このデータを人々の健康の実現に活用するために特に必要なものは、Crosslin氏によると、スーパーチャージ協調型クラウドだそうです。

「最新のクラウドデータプラットフォームでは、ソフトウェアやハードウェアを構築せず、構成だけでライブデータのコラボレーションが可能です」と、Crosslin氏は言います。公衆衛生システムは、このようなプラットフォームを使用することで、浮かび上がってきたパターンに関して早期にアラートを出し対応できるだけでなく、研究者はより大規模な共有データセットを活用して臨床試験を補強したり、医薬品開発を促進したりできます。

Ellithorpe氏は、サブスクリプションによる医療は、このようなコラボレーションに貢献する新技術となる可能性が高いと考えています。

「目指すのは、病気になって医者を呼ぶのではなく、サブスクリプションソフトウェアサービスのようなモデルに移行することです」と、Ellithorpe社長は語ります。

「人々は、自分の健康に対してサブスクリプション契約をすることで、サービスにアクセスするたびに検査結果や医療記録に基づく情報を得ることができます。」この種のサービスは、Fitbitsなどのパーソナル医療デバイスや、そのデバイスが集め、通信し、処理するデータと連携します。

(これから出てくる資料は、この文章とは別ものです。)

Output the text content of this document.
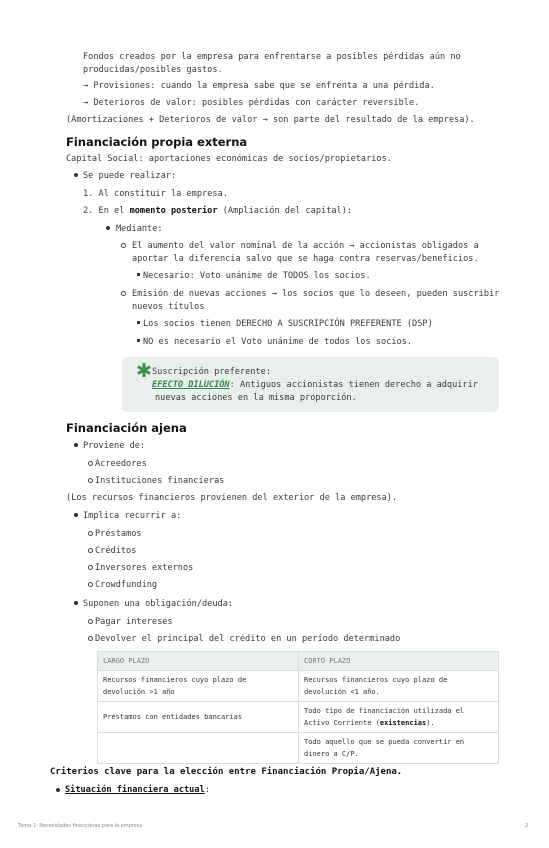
Fondos creados por la empresa para enfrentarse a posibles pérdidas aún no
producidas/posibles gastos.
→ Provisiones: cuando la empresa sabe que se enfrenta a una pérdida.
→ Deterioros de valor: posibles pérdidas con carácter reversible.
(Amortizaciones + Deterioros de valor → son parte del resultado de la empresa).
Financiación propia externa
Capital Social: aportaciones económicas de socios/propietarios.
Se puede realizar:
1. Al constituir la empresa.
2. En el momento posterior (Ampliación del capital):
Mediante:
El aumento del valor nominal de la acción → accionistas obligados a
aportar la diferencia salvo que se haga contra reservas/beneficios.
Necesario: Voto unánime de TODOS los socios.
Emisión de nuevas acciones → los socios que lo deseen, pueden suscribir
nuevos títulos
Los socios tienen DERECHO A SUSCRIPCIÓN PREFERENTE (DSP)
NO es necesario el Voto unánime de todos los socios.
✱ Suscripción preferente:
EFECTO DILUCIÓN: Antiguos accionistas tienen derecho a adquirir
nuevas acciones en la misma proporción.
Financiación ajena
Proviene de:
Acreedores
Instituciones financieras
(Los recursos financieros provienen del exterior de la empresa).
Implica recurrir a:
Préstamos
Créditos
Inversores externos
Crowdfunding
Suponen una obligación/deuda:
Pagar intereses
Devolver el principal del crédito en un período determinado
LARGO PLAZO	CORTO PLAZO
Recursos financieros cuyo plazo de
devolución >1 año	Recursos financieros cuyo plazo de
devolución <1 año.
Préstamos con entidades bancarias	Todo tipo de financiación utilizada el
Activo Corriente (existencias).
	Todo aquello que se pueda convertir en
dinero a C/P.
Criterios clave para la elección entre Financiación Propia/Ajena.
Situación financiera actual:
Tema 1: Necesidades financieras para la empresa	2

データは引き続き、診察や治療の未来を支え続けます。現況へと導いてきた技術や、ここから進化していく技術により、私たちはグローバル免疫システムのまとまったイメージを得られるようになるでしょう。

プライバシーに関する課題

必要な技術が急速に進化する中、患者のプライバシーは高いハードルであり、慎重を期する必要があります。米国の「Health Insurance Portability and Accountability Act(医療保険の相互運用性と説明責任に関する法律)」7(HIPAA)は、「Privacy Rule(プライバシー保護規則)」8で患者を保護しています。この規則は「個人の医療記録やその他の個人健康情報を保護する国家標準を打ち立てる」ものであり、患者の医療情報のプライバシーを保護し、保険会社や医療法人間での回覧を規制しています。英国の場合、類似の法律として「Data Protection Act(データ保護法)」があります。

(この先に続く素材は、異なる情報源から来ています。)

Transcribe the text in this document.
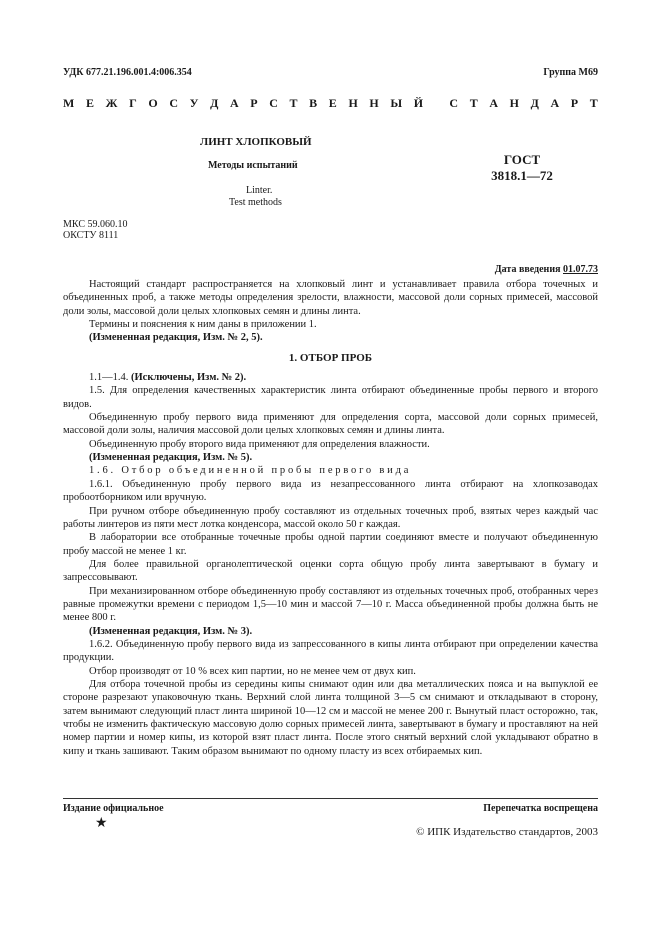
УДК 677.21.196.001.4:006.354	Группа М69
М Е Ж Г О С У Д А Р С Т В Е Н Н Ы Й
С Т А Н Д А Р Т
ЛИНТ ХЛОПКОВЫЙ
Методы испытаний
Linter.
Test methods
ГОСТ
3818.1—72
МКС 59.060.10
ОКСТУ 8111
Дата введения 01.07.73

Настоящий стандарт распространяется на хлопковый линт и устанавливает правила отбора точечных и объединенных проб, а также методы определения зрелости, влажности, массовой доли сорных примесей, массовой доли золы, массовой доли целых хлопковых семян и длины линта.

Термины и пояснения к ним даны в приложении 1.

(Измененная редакция, Изм. № 2, 5).

1. ОТБОР ПРОБ

1.1—1.4. (Исключены, Изм. № 2).

1.5. Для определения качественных характеристик линта отбирают объединенные пробы первого и второго видов.

Объединенную пробу первого вида применяют для определения сорта, массовой доли сорных примесей, массовой доли золы, наличия массовой доли целых хлопковых семян и длины линта.

Объединенную пробу второго вида применяют для определения влажности.

(Измененная редакция, Изм. № 5).

1.6. Отбор объединенной пробы первого вида

1.6.1. Объединенную пробу первого вида из незапрессованного линта отбирают на хлопкозаводах пробоотборником или вручную.

При ручном отборе объединенную пробу составляют из отдельных точечных проб, взятых через каждый час работы линтеров из пяти мест лотка конденсора, массой около 50 г каждая.

В лаборатории все отобранные точечные пробы одной партии соединяют вместе и получают объединенную пробу массой не менее 1 кг.

Для более правильной органолептической оценки сорта общую пробу линта завертывают в бумагу и запрессовывают.

При механизированном отборе объединенную пробу составляют из отдельных точечных проб, отобранных через равные промежутки времени с периодом 1,5—10 мин и массой 7—10 г. Масса объединенной пробы должна быть не менее 800 г.

(Измененная редакция, Изм. № 3).

1.6.2. Объединенную пробу первого вида из запрессованного в кипы линта отбирают при определении качества продукции.

Отбор производят от 10 % всех кип партии, но не менее чем от двух кип.

Для отбора точечной пробы из середины кипы снимают один или два металлических пояса и на выпуклой ее стороне разрезают упаковочную ткань. Верхний слой линта толщиной 3—5 см снимают и откладывают в сторону, затем вынимают следующий пласт линта шириной 10—12 см и массой не менее 200 г. Вынутый пласт осторожно, так, чтобы не изменить фактическую массовую долю сорных примесей линта, завертывают в бумагу и проставляют на ней номер партии и номер кипы, из которой взят пласт линта. После этого снятый верхний слой укладывают обратно в кипу и ткань зашивают. Таким образом вынимают по одному пласту из всех отбираемых кип.

Издание официальное	Перепечатка воспрещена
★
© ИПК Издательство стандартов, 2003
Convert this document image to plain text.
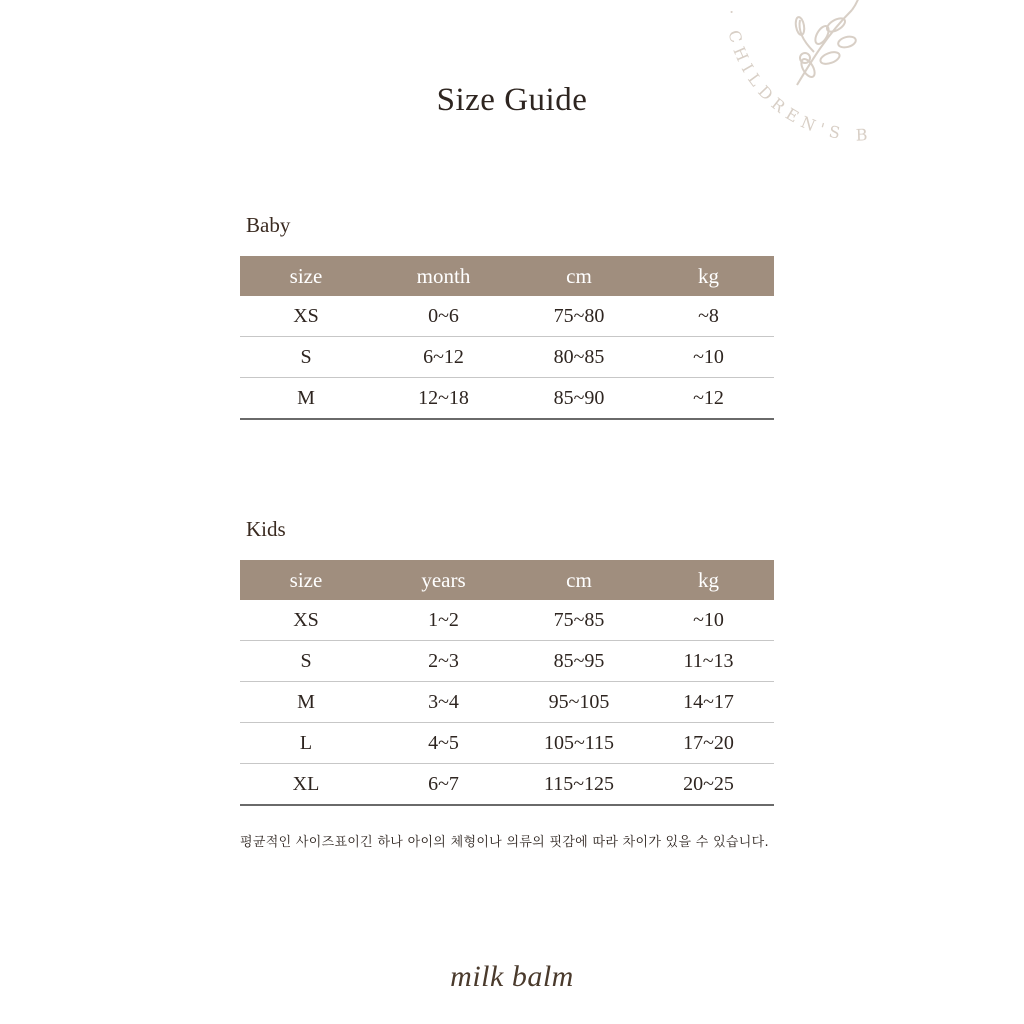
Size Guide
· CHILDREN'S B
Baby
size	month	cm	kg
XS	0~6	75~80	~8
S	6~12	80~85	~10
M	12~18	85~90	~12
Kids
size	years	cm	kg
XS	1~2	75~85	~10
S	2~3	85~95	11~13
M	3~4	95~105	14~17
L	4~5	105~115	17~20
XL	6~7	115~125	20~25
평균적인 사이즈표이긴 하나 아이의 체형이나 의류의 핏감에 따라 차이가 있을 수 있습니다.
milk balm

個人に紐づけられない集計データは、同様の規制の対象とはなりません。個人の医療情報をデジタルで大規模に集めて共有するには、神経外科的な精密さと透明性を備えたソフトウェアとシステムが必要です。

グローバル免疫システムのような巨大事業には、徹底的な透明性と、国際的な相互運用を可能にする一定レベルの標準性、ほぼ絶対的な水準のセキュリティ、さらには壊れることのない十分な弾力性を備えたシステムが必要です。世界中の知性を合わせれば、確かに十分なように見えますが、心配よりも健康を、私利私欲よりも信頼を優先する政治的意思を見出すことができるでしょうか。